# Employment > Permanent Listings >  Technicien en muséologie, Montréal, Québec

## Josée

Description de l'offre d'emploi :
Cartgo services muséologiques est une entreprise situé à Montréal, Québec, qui offre des services d'emballage d'oeuvres d'arts, de montage d'exposition, de transport et d'entreposage muséologique.

Cartgo est est la recherche d'une technicien en muséologie pour participer au montage d'exposition, concevoir des emballages muséologiques et pour la fabrication de caisse de transport.

Qualification et exigences:
-Détenir une technique en muséologie ou équivalence
-Expérience pertinente en fonction de l'emploi (minimum 3 ans)
-Connaissance des normes muséologiques
-Minutie, précision, souci du détail
-Débrouillardise et autonomie
-Flexibilité et adaptabilité
-Sens de l'organisation et des responsabilités
-Créativité et habileté à résoudre divers problèmes
-Discrétion et professionnalisme
-Capacité à travailler en collaboration avec divers intervenants
-Forme et bonne force physique pour manipuler des charges lourdes
-Conaissance des outils et équipements d'un atelier de menuiserie (fabrication de caisse de transport, mobilier d'exposition, entretien des équipements)
-Emballage et déballage d'oeuvre d'arts et d'artefacts
- Montage d'exposition
- Connaissance de la langue française

Poste à temps plein à compter de la mi-août (possibilité de temps partiel en juillet)

Horaire de travail : du lundi au vendredi (35 heures)

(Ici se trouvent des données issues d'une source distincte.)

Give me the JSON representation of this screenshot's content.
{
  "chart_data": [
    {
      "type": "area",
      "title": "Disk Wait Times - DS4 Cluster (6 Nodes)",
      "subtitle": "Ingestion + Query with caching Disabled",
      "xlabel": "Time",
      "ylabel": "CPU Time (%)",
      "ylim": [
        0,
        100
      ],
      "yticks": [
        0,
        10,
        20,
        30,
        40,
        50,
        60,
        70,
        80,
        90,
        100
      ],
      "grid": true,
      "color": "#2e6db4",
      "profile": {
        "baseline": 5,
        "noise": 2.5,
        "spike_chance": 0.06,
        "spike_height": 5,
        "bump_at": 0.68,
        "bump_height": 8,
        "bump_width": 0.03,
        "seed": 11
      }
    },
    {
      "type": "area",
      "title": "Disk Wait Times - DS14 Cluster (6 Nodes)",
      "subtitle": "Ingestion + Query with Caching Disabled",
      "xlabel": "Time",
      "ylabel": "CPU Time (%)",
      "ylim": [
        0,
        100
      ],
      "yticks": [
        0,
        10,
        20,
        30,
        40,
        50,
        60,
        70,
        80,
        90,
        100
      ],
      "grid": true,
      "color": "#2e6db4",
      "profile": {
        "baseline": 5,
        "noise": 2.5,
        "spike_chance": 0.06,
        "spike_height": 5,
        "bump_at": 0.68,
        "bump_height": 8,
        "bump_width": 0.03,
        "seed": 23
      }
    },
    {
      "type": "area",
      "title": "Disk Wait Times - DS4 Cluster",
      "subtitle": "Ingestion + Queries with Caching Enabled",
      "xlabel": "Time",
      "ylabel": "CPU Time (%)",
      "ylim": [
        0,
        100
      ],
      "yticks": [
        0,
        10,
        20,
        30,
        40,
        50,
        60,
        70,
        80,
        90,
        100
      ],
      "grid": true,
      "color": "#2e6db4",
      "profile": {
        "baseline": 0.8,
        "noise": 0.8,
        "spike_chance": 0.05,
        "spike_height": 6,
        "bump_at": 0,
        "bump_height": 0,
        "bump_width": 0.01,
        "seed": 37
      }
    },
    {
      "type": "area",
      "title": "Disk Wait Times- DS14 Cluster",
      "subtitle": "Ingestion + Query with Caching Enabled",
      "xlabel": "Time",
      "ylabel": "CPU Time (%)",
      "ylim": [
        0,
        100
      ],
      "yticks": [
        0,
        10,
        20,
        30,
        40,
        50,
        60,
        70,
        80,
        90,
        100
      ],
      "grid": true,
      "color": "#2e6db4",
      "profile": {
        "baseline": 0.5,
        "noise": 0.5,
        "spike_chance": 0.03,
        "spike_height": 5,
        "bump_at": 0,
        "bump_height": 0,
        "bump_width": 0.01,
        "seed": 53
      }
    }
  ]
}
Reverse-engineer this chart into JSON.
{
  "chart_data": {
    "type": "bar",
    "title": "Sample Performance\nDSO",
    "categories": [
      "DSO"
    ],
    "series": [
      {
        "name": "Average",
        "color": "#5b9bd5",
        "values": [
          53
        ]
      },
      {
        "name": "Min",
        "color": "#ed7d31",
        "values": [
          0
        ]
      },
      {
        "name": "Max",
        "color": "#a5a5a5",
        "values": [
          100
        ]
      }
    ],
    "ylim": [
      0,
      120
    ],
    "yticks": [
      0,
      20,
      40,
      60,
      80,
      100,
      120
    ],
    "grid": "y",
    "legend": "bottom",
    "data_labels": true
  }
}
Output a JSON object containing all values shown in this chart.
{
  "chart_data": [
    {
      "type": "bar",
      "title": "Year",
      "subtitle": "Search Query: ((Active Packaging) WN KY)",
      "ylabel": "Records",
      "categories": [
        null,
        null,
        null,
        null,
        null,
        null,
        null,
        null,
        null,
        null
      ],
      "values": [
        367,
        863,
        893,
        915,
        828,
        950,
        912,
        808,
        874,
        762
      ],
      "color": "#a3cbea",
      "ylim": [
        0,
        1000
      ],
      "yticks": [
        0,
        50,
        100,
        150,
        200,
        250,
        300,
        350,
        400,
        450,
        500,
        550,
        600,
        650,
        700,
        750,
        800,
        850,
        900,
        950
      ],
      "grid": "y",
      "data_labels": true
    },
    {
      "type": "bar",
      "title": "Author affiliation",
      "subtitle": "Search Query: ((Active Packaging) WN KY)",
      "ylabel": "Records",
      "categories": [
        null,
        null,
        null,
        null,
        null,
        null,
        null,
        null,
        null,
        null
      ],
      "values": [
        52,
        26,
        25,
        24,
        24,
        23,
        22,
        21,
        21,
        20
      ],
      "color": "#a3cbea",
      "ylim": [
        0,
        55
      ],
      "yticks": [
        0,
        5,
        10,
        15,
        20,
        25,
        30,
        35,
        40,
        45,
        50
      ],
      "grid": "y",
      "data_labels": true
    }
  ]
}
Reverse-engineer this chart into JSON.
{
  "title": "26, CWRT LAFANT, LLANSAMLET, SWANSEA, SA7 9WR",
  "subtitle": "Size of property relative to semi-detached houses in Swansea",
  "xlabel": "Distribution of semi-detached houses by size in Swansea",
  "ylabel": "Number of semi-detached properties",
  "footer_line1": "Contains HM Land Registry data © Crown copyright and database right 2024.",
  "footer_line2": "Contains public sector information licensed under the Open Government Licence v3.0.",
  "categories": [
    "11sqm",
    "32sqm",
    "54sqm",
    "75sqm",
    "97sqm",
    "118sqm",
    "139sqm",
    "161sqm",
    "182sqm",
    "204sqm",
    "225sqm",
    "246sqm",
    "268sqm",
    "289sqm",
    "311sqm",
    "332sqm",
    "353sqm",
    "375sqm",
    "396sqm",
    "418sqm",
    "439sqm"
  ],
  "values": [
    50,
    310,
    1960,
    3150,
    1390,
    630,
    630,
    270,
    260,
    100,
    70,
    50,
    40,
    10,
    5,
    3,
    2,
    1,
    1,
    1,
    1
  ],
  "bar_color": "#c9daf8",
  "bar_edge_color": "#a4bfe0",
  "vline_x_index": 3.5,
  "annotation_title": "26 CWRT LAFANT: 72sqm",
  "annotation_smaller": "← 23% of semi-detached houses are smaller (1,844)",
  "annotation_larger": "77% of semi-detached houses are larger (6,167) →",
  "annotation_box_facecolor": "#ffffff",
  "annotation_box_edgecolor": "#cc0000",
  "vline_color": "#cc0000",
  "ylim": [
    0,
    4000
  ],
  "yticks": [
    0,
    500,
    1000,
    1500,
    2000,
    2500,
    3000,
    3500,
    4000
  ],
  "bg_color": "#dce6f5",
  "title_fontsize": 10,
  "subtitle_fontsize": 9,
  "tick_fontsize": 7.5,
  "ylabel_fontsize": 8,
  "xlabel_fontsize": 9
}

Les candidats et candidates doivent acheminer leur candidature par courriel (info@cartgo.ca) avant le 8 juillet. 

www.cartgo.ca

----------


## T. Ashley McGrew

I would venture to presume that proficiency in the French language is highly desirable to qualify for this position.

----------


## Paul Brewin

Google Translate, voila:

Museology technician, Montreal, Quebec 

    Description of job: 
    Cartgo  museum service is a company located in Montreal, Quebec, which provides  packaging of works of art, mount exhibitions, transportation and  storage museum. 

    Cartgo  is is looking for a technician to enter the museum installation  exhibition and museum design packages for the manufacture of transport  crate. 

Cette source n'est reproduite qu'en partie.